Sejarah Ukiran Meleb Jepara
Ukiran Jepara telah terdapat jejaknya pada masa Pemerintahan Ratu Kalinyamat( 1521- 1546) pada 1549. Ratu memiliki anak wanita bernama Retno Kencono yang besar peranannya bagi pertumbuhan seni ukir. Di kerajaan, terdapat menteri bernama Sungging Badarduwung, yang tiba dari Campa (Cambodia) serta ia merupakan seseorang pengukir yang baik. Ratu membangun Masjid Mantingan serta Makam Jirat( makam buat suaminya), serta memohon Sungging buat memperindah bangunan itu dengan ukiran. Sungging kemudian penuhi permintaan Ratu Kalinyamat. Sampai saat ini, ukiran itu dapat disaksikan di masjid serta Makam Sultan Hadlirin yang ada 114 relief pada batu putih.
Wilayah Balik Gunung konon ada kelompok ukir yang bertugas melayani kebutuhan ukir keluarga kerajaan. Kelompok ukir itu setelah itu meningkatkan bakatnya serta tetangga sekitar turut belajar dari mereka. Jumlah pengukir tambah banyak. Pada masa Ratu Kalinyamat kelompok mereka tumbuh. Tetapi, sepeninggal Ratu Kalinyamat mereka stagnan.

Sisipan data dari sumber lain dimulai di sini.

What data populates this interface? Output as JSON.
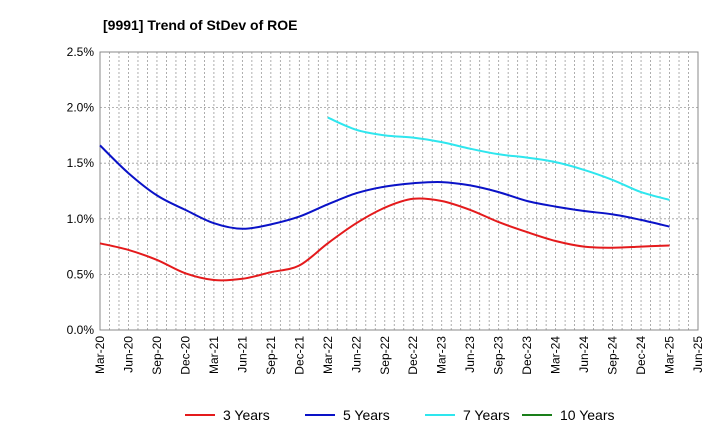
{
  "chart_data": {
    "type": "line",
    "title": "[9991]  Trend of StDev of ROE",
    "xlabel": "",
    "ylabel": "",
    "x": [
      "Mar-20",
      "Jun-20",
      "Sep-20",
      "Dec-20",
      "Mar-21",
      "Jun-21",
      "Sep-21",
      "Dec-21",
      "Mar-22",
      "Jun-22",
      "Sep-22",
      "Dec-22",
      "Mar-23",
      "Jun-23",
      "Sep-23",
      "Dec-23",
      "Mar-24",
      "Jun-24",
      "Sep-24",
      "Dec-24",
      "Mar-25",
      "Jun-25"
    ],
    "yticks": [
      "0.0%",
      "0.5%",
      "1.0%",
      "1.5%",
      "2.0%",
      "2.5%"
    ],
    "ylim": [
      0,
      2.5
    ],
    "grid": true,
    "legend_position": "bottom",
    "series": [
      {
        "name": "3 Years",
        "color": "#e41a1c",
        "values": [
          0.78,
          0.72,
          0.63,
          0.51,
          0.45,
          0.46,
          0.52,
          0.58,
          0.78,
          0.96,
          1.1,
          1.18,
          1.16,
          1.08,
          0.97,
          0.88,
          0.8,
          0.75,
          0.74,
          0.75,
          0.76,
          null
        ]
      },
      {
        "name": "5 Years",
        "color": "#0a12c7",
        "values": [
          1.66,
          1.41,
          1.21,
          1.08,
          0.96,
          0.91,
          0.95,
          1.02,
          1.13,
          1.23,
          1.29,
          1.32,
          1.33,
          1.3,
          1.24,
          1.16,
          1.11,
          1.07,
          1.04,
          0.99,
          0.93,
          null
        ]
      },
      {
        "name": "7 Years",
        "color": "#2ee6ee",
        "values": [
          null,
          null,
          null,
          null,
          null,
          null,
          null,
          null,
          1.91,
          1.8,
          1.75,
          1.73,
          1.69,
          1.63,
          1.58,
          1.55,
          1.51,
          1.44,
          1.35,
          1.24,
          1.17,
          null
        ]
      },
      {
        "name": "10 Years",
        "color": "#1a7f1a",
        "values": [
          null,
          null,
          null,
          null,
          null,
          null,
          null,
          null,
          null,
          null,
          null,
          null,
          null,
          null,
          null,
          null,
          null,
          null,
          null,
          null,
          null,
          null
        ]
      }
    ]
  }
}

Serta kemudian tumbuh lagi pada masa Kartini.
Satu citra yang sudah begitu menempel dengan Jepara merupakan predikatnya selaku“ Kota Ukir”. Ukir kayu sudah jadi idiom kota kelahiran Raden Ajeng Kartini ini, serta apalagi belum terdapat kota lain yang layak diucap proporsional dengan Jepara buat industri kerajinan mebel ukir. Hendak namun, untuk hingga pada keadaan semacam ini, Jepara sudah menapak ekspedisi yang sangat panjang. Semenjak jaman kejayaan Negara- negara Hindu di Jawa Tengah, Jepara sudah diketahui selaku pelabuhan utara pantai Jawa yang pula berperan pintu gerbang komunikasi antara kerajaan Jawa dengan Tiongkok serta India.
Demikian pula pada dikala kerajan Islam awal di Demak, Jepara sudah dijadikan sebagai pelabuhan Utara tidak hanya selaku pusat perdagangan serta pangkalan armada perang. Pada masa penyebaran agama Islam oleh para Wali, Jepara pula dijadikan wilayah“ dedikasi” Sunan Kalijaga yang meningkatkan bermacam berbagai seni, tercantum seni ukir.
Aspek lain yang melatarbelakangi pertumbuhan ukir kayu di Jepara merupakan para pendatang dari negara Tiongkok yang setelah itu menetap. Dalam catatan sejarah pertumbuhan ukir kayu, tidak dapat dilepaskan pula dari peranan Ratu Kalinyamat. Pada masa pemerintahannya dia mempunyai seseorang patih yang bernama“ Sungging Badarduwung” yang berasal dari Negara Campa. Patih ini nyatanya seorang pakar pahat yang dengan sukarela mengarahkan keterampilannya kepada warga di sekitarnya. Satu fakta yang masih bisa dilihat dari seni ukir masa pemerintahan Ratu Kalinyamat ini merupakan adanya ornamen ukir batu di Masjid Mantingan.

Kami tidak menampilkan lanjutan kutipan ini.